Como portavoz de la modernidad cinética, Charles Lindbergh se esforzó para divulgar el evangelio de la aviación comercial en América Latina. En 1928, a bordo del Spirit of St. Louis, completó un viaje de 15.100 kilómetros, conocido como “Good Will Tour”. Entre el 13 de diciembre de 1927 y el 8 de febrero de 1928, recorrió distintos países de América Latina y el Caribe. En Ciudad de México, como era típico con los “ases del aire” en la fase “heroica”, Lindbergh fue recibido por una multitud. Se calcula entre 100.000 y 200.000 las personas que se agolparon en el aeropuerto y por horas aguardaron expectantes la llegada del famoso aviador, que había perdido el rumbo correcto a causa de la oscuridad de la noche y la neblina. Estaba presente el presidente Plutarco Elías Calles y su comitiva; en México conoció además a su futura esposa, la hija menor del embajador estadounidense, Dwight Morrow.

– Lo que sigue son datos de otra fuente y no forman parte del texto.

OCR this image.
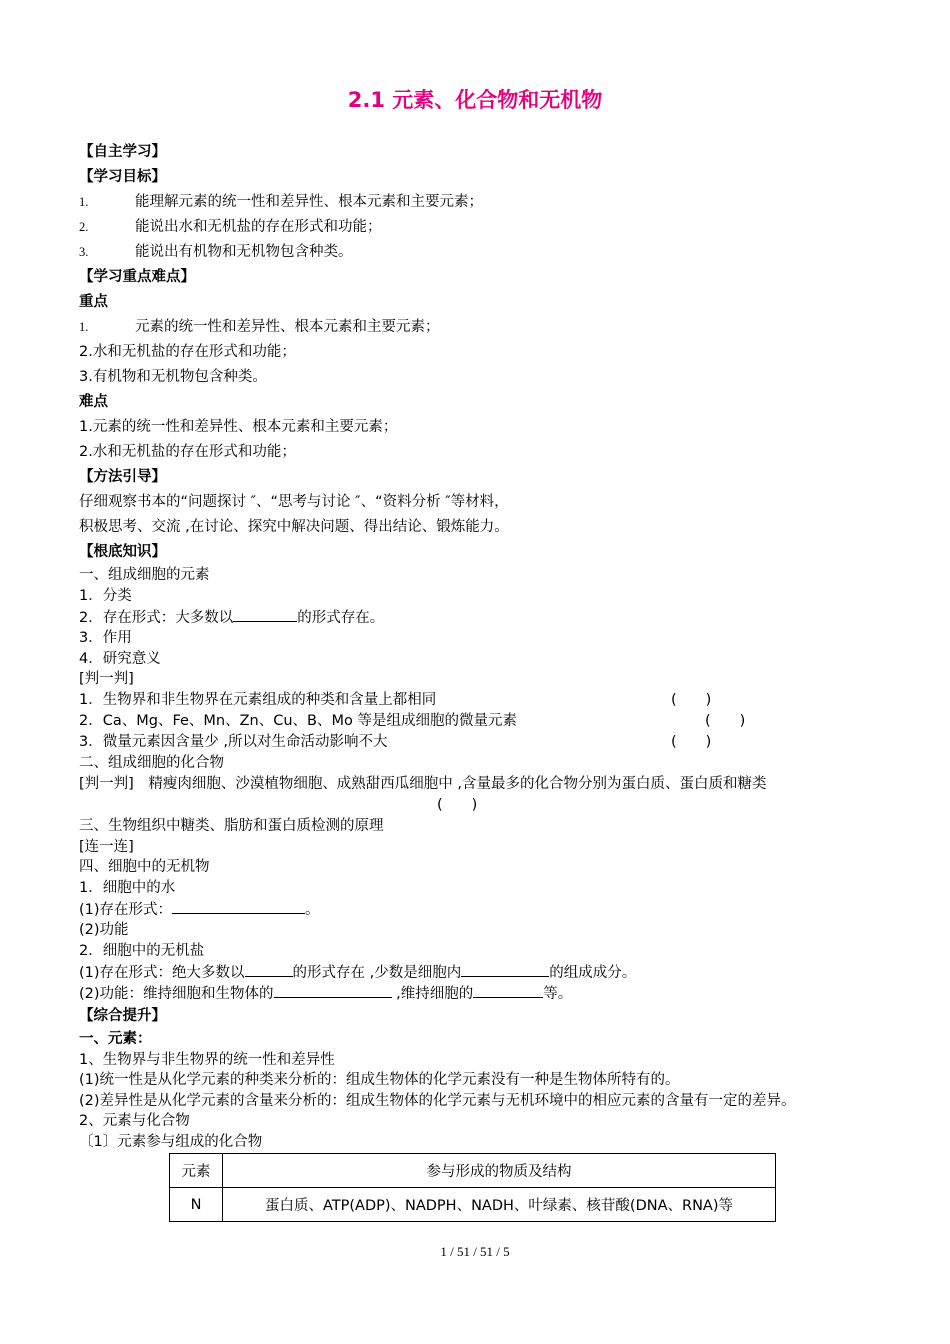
2.1 元素、化合物和无机物
【自主学习】
【学习目标】
1.	能理解元素的统一性和差异性、根本元素和主要元素；
2.	能说出水和无机盐的存在形式和功能；
3.	能说出有机物和无机物包含种类。
【学习重点难点】
重点
1.	元素的统一性和差异性、根本元素和主要元素；
2.水和无机盐的存在形式和功能；
3.有机物和无机物包含种类。
难点
1.元素的统一性和差异性、根本元素和主要元素；
2.水和无机盐的存在形式和功能；
【方法引导】
仔细观察书本的“问题探讨 ″、“思考与讨论 ″、“资料分析 ″等材料，
积极思考、交流 ,在讨论、探究中解决问题、得出结论、锻炼能力。
【根底知识】
一、组成细胞的元素
1．分类
2．存在形式：大多数以	的形式存在。
3．作用
4．研究意义
[判一判]
1．生物界和非生物界在元素组成的种类和含量上都相同	(　　)
2．Ca、Mg、Fe、Mn、Zn、Cu、B、Mo 等是组成细胞的微量元素	(　　)
3．微量元素因含量少 ,所以对生命活动影响不大	(　　)
二、组成细胞的化合物
[判一判]　精瘦肉细胞、沙漠植物细胞、成熟甜西瓜细胞中 ,含量最多的化合物分别为蛋白质、蛋白质和糖类
(　　)
三、生物组织中糖类、脂肪和蛋白质检测的原理
[连一连]
四、细胞中的无机物
1．细胞中的水
(1)存在形式：	。
(2)功能
2．细胞中的无机盐
(1)存在形式：绝大多数以	的形式存在 ,少数是细胞内	的组成成分。
(2)功能：维持细胞和生物体的	,维持细胞的	等。
【综合提升】
一、元素：
1、生物界与非生物界的统一性和差异性
(1)统一性是从化学元素的种类来分析的：组成生物体的化学元素没有一种是生物体所特有的。
(2)差异性是从化学元素的含量来分析的：组成生物体的化学元素与无机环境中的相应元素的含量有一定的差异。
2、元素与化合物
〔1〕元素参与组成的化合物
元素	参与形成的物质及结构
N	蛋白质、ATP(ADP)、NADPH、NADH、叶绿素、核苷酸(DNA、RNA)等
1 / 51 / 51 / 5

Lindbergh visitó después las capitales de Guatemala, El Salvador, Nicaragua, Costa Rica, Panamá, Colombia, Venezuela, Puerto Rico, Cuba, entre otras capitales de países de la región, donde asimismo fue ovacionado por un público multitudinario. El diario New York Times informó con detalles sobre la travesía aérea del piloto, sus discursos y recepciones. Quizás haya pasado desapercibido, debido a la dimensión legendaria del personaje, que el 4 de febrero de 1928, durante el “Good Will Tour” por América Latina, Lindbergh recién había cumplido 26 años.

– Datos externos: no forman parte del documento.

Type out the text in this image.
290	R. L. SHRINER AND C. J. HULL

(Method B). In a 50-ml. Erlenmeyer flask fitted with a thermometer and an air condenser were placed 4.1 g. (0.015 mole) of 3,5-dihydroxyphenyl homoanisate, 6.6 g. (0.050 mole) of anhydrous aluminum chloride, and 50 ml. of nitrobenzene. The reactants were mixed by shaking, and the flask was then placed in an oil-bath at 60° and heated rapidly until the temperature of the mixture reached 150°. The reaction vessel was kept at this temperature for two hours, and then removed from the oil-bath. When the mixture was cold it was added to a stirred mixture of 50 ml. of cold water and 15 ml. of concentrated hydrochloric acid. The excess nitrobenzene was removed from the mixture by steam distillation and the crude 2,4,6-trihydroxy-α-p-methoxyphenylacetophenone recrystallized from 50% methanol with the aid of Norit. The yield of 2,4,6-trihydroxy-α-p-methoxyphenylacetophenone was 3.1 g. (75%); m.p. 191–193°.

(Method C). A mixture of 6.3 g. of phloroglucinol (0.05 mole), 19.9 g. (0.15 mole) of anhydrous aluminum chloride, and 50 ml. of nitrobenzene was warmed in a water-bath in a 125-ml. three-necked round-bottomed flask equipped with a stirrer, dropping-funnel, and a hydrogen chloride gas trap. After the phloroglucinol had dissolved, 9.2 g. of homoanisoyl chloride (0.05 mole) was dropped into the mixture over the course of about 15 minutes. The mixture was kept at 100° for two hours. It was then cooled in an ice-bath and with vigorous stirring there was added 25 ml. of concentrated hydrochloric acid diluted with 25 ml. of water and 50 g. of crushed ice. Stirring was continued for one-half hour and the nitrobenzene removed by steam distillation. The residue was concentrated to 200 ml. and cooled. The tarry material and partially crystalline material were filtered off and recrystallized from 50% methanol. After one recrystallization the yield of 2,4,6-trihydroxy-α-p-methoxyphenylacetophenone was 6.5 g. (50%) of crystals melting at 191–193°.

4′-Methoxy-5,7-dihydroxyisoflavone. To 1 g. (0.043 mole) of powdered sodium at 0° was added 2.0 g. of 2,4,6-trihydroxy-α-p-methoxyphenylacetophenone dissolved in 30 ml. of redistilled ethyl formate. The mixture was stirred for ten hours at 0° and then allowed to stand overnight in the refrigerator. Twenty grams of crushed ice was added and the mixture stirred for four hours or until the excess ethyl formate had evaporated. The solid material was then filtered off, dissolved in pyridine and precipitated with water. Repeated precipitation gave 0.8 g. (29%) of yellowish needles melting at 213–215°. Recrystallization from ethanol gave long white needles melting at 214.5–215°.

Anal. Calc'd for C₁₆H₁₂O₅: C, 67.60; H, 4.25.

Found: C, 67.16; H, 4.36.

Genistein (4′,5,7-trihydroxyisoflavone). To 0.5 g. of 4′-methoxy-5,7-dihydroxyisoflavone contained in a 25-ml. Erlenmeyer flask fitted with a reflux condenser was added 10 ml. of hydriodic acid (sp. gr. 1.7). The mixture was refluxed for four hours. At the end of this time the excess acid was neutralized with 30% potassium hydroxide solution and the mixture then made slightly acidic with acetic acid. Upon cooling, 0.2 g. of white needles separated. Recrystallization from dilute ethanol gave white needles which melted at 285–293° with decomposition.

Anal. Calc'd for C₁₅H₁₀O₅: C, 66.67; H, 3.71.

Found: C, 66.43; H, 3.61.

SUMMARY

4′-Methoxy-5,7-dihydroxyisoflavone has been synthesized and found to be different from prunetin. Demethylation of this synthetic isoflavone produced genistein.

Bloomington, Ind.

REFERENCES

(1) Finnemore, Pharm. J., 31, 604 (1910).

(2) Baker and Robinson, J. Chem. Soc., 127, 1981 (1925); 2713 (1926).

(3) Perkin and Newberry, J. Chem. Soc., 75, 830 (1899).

La aviación era sin embargo un fenómeno internacional que iba mucho más allá de cualquier individuo o nación. Desde sus experimentos exitosos con las máquinas más pesadas que el aire a inicios del siglo XX, generó una resonancia que se materializó en la producción cultural. La literatura relacionada con elementos aéreos no se interesó por factores cruciales del vuelo –estabilidad, seguridad, velocidad. Despreocupada de la utilidad y la visión pragmática, convirtió el vuelo en una aventura estética. Libres los escritores del drama de la vida y la muerte, anclados en el espacio doméstico o laboral, siempre protegidos por paredes y techos, la literatura “aérea” se propagó a un ritmo acelerado, solo comparable a la velocidad de las transformaciones de la propia aviación. La literatura se apoderó de las proezas y las tragedias, pero sobre todo del ansia humana por volar.

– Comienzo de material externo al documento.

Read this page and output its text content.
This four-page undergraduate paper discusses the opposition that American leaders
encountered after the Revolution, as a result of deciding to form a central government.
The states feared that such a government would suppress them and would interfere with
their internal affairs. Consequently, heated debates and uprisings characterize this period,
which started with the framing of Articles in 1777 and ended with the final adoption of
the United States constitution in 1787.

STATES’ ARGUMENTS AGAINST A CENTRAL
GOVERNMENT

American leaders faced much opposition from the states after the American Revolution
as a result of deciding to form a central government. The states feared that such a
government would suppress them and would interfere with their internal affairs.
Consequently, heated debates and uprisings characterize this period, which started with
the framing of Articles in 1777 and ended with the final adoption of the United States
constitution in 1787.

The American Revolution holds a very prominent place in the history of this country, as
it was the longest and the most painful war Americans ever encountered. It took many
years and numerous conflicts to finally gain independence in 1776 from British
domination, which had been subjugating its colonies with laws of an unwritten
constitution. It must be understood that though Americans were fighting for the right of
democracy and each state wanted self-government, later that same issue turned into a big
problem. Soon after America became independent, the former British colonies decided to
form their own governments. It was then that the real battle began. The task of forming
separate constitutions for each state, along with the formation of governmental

Ingold (1980) examinó la literatura europea de la aviación entre 1909 y 1927 y encontró una abundantísima producción en Francia, Alemania, Italia, Rusia, Inglaterra, Austria, Hungría. Y no de autores poco conocidos: Kafka, Marinetti, D’Annunzio, Rilke, Musil, Proust, Wells, von Hofmannsthal, Chlebnikov, Jünger, Zweig, entre otros. Después del automóvil, el aeroplano devino la nueva musa mecánica del futurismo. En su “Teoria e invenzione futurista” (11/5/1912), F. T. Marinetti partió de la metáfora aérea para cuestionar el valor del pasado: “In aeroplano, seduto sul cilindro della benzina, scaldato il ventre dalla testa dell’aviatore, io sentii l’inanità ridicola della vecchia sintassi ereditata da Omero” (Marinetti, 1968, p. 40) (“En el avión, sentado sobre el tanque de gasolina, con el vientre calentado por la cabeza del aviador, yo sentí la inanidad ridícula de la vieja sintaxis heredada de Homero”).

Por la misma época, en Moscú, en el “Manifiesto del rayonismo” de 1913, Mijail Lariónov afirmó que “el genio de nuestra época debe ser: pantalones, chaquetas, zapatos, tranvías, autobuses, aeroplanos, barcos maravillosos” (citado en De Micheli, 1995, p. 383). El avión es lo nuevo, y como tal ingresó con fuerza en el léxico de las vanguardias.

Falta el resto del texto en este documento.